2.2. Halieutique : peut-on exploiter les ressources vivantes marines de manière durable?


Introduction
Les ressources vivantes d’origine aquatiques contribuent aujourd’hui de manière très significative à l’alimentation humaine. En effet, tous secteurs confondus (pêche et aquaculture, mer et eau douce), la production halieutique mondiale est de l’ordre de 140 millions de tonnes par ans (FAO, 2007), soit un chiffre qui est presque du même ordre de grandeur que celui de la production de viande (environ 260 millions de tonnes). Les produits animaux d’origine aquatique constituent ainsi plus de 15 % de l’apport protéinique du terrien moyen, et plus de 50 % dans certains pays. Même si la part de l’aquaculture est aujourd’hui fortement croissante, une forte majorité de cette production (environ 60 %) est issue de la pêche maritime. Autrement dit, nous ne sommes vraiment passés de la chasse à l’élevage que dans le domaine terrestre et il n’est pas certain que nous y passions d’ici longtemps dans le domaine marin. Pour un part, notre alimentation provient de l’exploitation d’une ressource vivante sauvage, d’une ressource renouvelable …et donc de notre capacité à permettre son constant renouvellement.
Le secteur des pêches constitue ainsi un domaine d’interaction très important entre activités humaines et ressources naturelles, un domaine où se pose de manière particulièrement aiguë les problèmes de durabilité des activités humaines, un domaine ou les scientifiques ont acquis une expérience singulière en matière d’analyse de la dynamique des ressources naturelles. Dans ce chapitre, on s’appuie sur la présentation succincte de trois grandes catégories d’approche, qui ont été successivement mises en œuvre dans le domaine de l’halieutique, pour expliquer les déterminants essentiels de la dynamique des ressources marines exploitées et pour montrer comment la connaissance scientifique (ici de la dynamique des populations) peut contribuer à la définition de mesures de régulation des activités humaines (ici la pêche), dans un objectif de développement durable.
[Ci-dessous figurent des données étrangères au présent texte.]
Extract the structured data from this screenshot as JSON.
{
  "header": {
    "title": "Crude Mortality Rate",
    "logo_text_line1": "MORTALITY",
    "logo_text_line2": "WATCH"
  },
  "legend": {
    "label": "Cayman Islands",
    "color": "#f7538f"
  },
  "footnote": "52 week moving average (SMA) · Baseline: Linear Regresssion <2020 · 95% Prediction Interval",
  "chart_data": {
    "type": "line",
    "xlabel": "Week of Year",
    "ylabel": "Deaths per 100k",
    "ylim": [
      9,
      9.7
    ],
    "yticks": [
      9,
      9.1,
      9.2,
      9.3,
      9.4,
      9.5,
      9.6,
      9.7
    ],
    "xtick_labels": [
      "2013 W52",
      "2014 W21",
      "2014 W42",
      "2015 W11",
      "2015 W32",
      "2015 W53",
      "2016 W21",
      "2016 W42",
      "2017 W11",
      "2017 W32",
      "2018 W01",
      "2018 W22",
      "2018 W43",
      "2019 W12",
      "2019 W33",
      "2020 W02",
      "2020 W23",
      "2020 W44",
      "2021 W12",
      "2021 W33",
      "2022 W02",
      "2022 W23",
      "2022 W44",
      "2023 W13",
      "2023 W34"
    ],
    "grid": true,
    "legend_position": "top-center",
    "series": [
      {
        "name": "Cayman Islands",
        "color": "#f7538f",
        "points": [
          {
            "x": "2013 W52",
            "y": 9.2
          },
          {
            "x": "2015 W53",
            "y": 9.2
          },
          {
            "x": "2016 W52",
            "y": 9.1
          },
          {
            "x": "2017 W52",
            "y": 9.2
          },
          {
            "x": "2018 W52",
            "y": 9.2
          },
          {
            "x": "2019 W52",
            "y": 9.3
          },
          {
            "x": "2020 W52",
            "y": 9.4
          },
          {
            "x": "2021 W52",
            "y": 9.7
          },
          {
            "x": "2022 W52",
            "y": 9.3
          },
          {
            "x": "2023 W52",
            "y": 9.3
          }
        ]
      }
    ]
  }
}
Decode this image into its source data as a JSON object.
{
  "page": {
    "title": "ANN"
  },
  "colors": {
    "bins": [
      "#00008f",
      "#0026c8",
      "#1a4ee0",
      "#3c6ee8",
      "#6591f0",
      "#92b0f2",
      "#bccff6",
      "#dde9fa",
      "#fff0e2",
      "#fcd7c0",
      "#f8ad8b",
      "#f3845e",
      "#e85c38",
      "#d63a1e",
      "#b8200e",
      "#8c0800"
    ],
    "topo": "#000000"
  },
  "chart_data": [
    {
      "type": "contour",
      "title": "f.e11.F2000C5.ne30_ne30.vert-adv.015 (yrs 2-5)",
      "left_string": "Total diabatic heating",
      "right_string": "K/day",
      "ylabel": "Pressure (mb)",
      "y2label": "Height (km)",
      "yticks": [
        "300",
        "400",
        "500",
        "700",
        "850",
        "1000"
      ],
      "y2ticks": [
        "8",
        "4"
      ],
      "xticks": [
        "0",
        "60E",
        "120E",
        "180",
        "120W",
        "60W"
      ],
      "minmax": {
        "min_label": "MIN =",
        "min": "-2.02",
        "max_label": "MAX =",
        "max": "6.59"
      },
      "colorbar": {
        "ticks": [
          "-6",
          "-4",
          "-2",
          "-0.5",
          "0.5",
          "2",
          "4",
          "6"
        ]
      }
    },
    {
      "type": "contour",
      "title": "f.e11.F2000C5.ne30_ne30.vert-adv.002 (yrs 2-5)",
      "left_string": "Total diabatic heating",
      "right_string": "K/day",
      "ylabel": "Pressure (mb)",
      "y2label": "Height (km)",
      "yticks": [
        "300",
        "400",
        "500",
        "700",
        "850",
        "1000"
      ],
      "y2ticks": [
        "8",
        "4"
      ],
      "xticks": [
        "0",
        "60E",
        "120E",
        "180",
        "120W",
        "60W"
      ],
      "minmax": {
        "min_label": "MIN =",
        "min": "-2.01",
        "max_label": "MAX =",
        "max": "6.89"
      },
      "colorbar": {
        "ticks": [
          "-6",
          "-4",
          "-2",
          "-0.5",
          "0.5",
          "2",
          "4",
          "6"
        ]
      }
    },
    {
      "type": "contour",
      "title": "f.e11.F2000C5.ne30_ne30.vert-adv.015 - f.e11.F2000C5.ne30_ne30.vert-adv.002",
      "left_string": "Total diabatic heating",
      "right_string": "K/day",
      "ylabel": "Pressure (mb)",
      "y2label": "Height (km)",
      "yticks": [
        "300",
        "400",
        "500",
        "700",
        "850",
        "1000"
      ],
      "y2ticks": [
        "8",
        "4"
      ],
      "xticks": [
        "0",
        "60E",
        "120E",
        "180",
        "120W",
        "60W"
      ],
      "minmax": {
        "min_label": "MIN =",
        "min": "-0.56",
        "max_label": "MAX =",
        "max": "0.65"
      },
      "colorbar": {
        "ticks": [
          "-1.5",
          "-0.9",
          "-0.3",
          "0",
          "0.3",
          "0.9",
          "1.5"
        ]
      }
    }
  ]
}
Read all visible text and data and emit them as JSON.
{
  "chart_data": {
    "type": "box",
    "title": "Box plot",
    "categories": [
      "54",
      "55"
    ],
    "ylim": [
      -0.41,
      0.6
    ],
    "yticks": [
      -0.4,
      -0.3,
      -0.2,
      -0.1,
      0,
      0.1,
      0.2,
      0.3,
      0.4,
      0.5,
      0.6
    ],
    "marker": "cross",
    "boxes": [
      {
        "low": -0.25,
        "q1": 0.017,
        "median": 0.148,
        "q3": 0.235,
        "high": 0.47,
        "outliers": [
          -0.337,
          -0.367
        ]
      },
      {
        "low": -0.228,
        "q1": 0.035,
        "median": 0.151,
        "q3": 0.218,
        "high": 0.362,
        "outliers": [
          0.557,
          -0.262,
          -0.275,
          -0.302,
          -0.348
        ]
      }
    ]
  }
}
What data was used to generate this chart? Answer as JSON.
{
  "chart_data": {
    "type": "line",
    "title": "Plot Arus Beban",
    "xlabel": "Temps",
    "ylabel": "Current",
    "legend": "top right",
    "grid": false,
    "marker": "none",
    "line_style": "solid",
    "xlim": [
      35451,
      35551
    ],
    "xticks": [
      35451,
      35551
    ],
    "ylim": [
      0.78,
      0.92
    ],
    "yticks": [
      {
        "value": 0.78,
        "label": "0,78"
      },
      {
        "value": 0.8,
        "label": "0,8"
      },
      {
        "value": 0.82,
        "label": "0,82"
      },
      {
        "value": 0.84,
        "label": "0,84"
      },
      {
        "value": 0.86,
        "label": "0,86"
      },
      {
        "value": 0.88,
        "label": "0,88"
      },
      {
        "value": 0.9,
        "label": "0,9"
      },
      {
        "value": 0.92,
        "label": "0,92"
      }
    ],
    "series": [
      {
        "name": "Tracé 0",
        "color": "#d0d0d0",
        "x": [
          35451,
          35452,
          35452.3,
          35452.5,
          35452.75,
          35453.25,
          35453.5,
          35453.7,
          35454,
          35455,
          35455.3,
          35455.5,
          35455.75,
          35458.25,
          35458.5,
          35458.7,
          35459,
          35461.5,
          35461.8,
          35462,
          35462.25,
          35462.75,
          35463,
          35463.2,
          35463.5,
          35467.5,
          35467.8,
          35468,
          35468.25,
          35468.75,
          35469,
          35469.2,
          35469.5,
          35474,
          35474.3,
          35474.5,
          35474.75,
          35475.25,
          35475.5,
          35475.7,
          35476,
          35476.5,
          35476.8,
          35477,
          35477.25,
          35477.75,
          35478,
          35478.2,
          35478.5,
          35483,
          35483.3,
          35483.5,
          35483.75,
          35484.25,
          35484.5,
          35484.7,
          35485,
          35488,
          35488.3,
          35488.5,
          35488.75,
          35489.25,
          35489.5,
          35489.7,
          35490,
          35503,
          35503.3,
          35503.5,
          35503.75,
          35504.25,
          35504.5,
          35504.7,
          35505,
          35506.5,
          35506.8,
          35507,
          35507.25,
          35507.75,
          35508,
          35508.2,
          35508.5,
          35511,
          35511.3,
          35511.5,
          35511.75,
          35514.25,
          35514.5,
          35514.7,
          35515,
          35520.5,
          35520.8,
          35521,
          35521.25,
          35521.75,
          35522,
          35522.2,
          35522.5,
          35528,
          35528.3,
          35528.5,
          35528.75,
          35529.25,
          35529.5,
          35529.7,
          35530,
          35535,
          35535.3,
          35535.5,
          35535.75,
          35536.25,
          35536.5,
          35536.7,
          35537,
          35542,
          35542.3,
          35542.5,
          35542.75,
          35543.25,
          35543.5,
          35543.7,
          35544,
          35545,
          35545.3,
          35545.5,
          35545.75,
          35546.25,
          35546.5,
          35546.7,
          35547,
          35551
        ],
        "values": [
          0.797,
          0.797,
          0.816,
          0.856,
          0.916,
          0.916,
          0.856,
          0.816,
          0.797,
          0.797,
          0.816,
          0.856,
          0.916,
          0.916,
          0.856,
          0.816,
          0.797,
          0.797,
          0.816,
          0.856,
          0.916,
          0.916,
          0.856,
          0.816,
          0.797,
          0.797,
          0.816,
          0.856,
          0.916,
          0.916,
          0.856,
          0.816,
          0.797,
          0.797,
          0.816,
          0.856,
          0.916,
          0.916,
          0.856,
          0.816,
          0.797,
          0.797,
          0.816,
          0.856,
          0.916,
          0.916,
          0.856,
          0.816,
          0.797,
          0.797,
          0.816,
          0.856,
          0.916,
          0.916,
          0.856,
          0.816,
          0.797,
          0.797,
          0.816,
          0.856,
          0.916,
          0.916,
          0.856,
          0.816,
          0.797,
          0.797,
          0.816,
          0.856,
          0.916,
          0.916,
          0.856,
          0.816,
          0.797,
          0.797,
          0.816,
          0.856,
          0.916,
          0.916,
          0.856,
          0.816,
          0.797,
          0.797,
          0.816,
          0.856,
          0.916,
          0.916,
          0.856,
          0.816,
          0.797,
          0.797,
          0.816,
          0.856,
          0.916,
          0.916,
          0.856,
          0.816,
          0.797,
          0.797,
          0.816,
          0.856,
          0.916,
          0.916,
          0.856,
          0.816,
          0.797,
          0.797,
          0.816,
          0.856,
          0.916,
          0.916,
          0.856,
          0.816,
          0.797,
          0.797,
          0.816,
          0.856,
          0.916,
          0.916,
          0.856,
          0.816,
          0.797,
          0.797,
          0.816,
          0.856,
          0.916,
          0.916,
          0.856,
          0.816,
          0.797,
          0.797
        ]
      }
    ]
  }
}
2.2.1. L'exploitation des ressources vivantes marines : éléments de contexte
Même si la pêche est une activité aussi ancienne que l’homme, la réelle mise en exploitation des océans mondiaux est elle extrêmement récente. Quelques éléments de contexte sur cette évolution permettent de mieux comprendre les enjeux actuels.


Evolution des captures mondiales

Pour l’essentiel, la pêche maritime est restée cantonnée dans des zones côtières localisées, jusqu’au début du vingtième siècle. La production mondiale ne dépassait alors pas 5 millions de tonnes. Elle s’est ensuite rapidement accrue, d’abord avec l’apparition des navires motorisés dans l’entre deux guerres, puis avec le développement de grandes flottes de pêche industrielles qui ont progressivement «conquis» les différents océans mondiaux. Deux points sont ici à souligner : 1. à l’échelle des écosystèmes, cette évolution est extrêmement rapide ; on est ainsi passé en quelques décennies de situations proches de l’état vierge à un impact anthropique massif ; 2. cette croissance est aujourd’hui stoppée, avec une production qui plafonne depuis une quinzaine d’années aux environs de 85 millions de tonnes. Si on fait exception de la chine (qui est le premier producteur mondial, mais dont les captures sont connues pour être surestimées), on assiste même à une régression significative des prises. Ceci traduit très vraisemblablement le fait que les potentiels de production du milieu marin ont été globalement atteints et même dépassés en de nombreux endroits.

Crédits
D'après : FAO
Légende
Figure 3.2.2.1 : Evolution des captures mondiales de la pêche maritime, par océan

En France : quand la stagnation cache une dégradation
En France, comme d’ailleurs dans l’ensemble de l’Atlantique Nord, la production des pêches maritimes est globalement stagnante depuis le début des années 70. Cette stagnation cache cependant des évolutions fortes. D’une part, le nombre de navires et surtout le nombre de marins est en forte régression (- 50 % depuis 30 ans, pour le second) ce qui est évidemment source de difficultés économiques et sociales. D’autre part, tous les secteurs n’ont pas évolués de la même manière. Les espèces de fonds (dites espèces «démersale », généralement de forte valeur commerciale et qui se situent relativement haut dans les réseaux trophiques) ont été et sont encore fortement surexploitées ; leurs captures ont globalement été diminuées par 2, entraînant des situations de crises, notamment pour les chalutiers industriels Bretons. A l’inverse, la pêche thonière a connu un important développement, notamment en zone inter-tropicale. Elle concerne des stocks à très vaste aire de répartition, longtemps sous-exploités mais qui sont aujourd’hui en situation de pleine exploitation (sauf le thon rouge de Méditerranée, déjà très surexploité).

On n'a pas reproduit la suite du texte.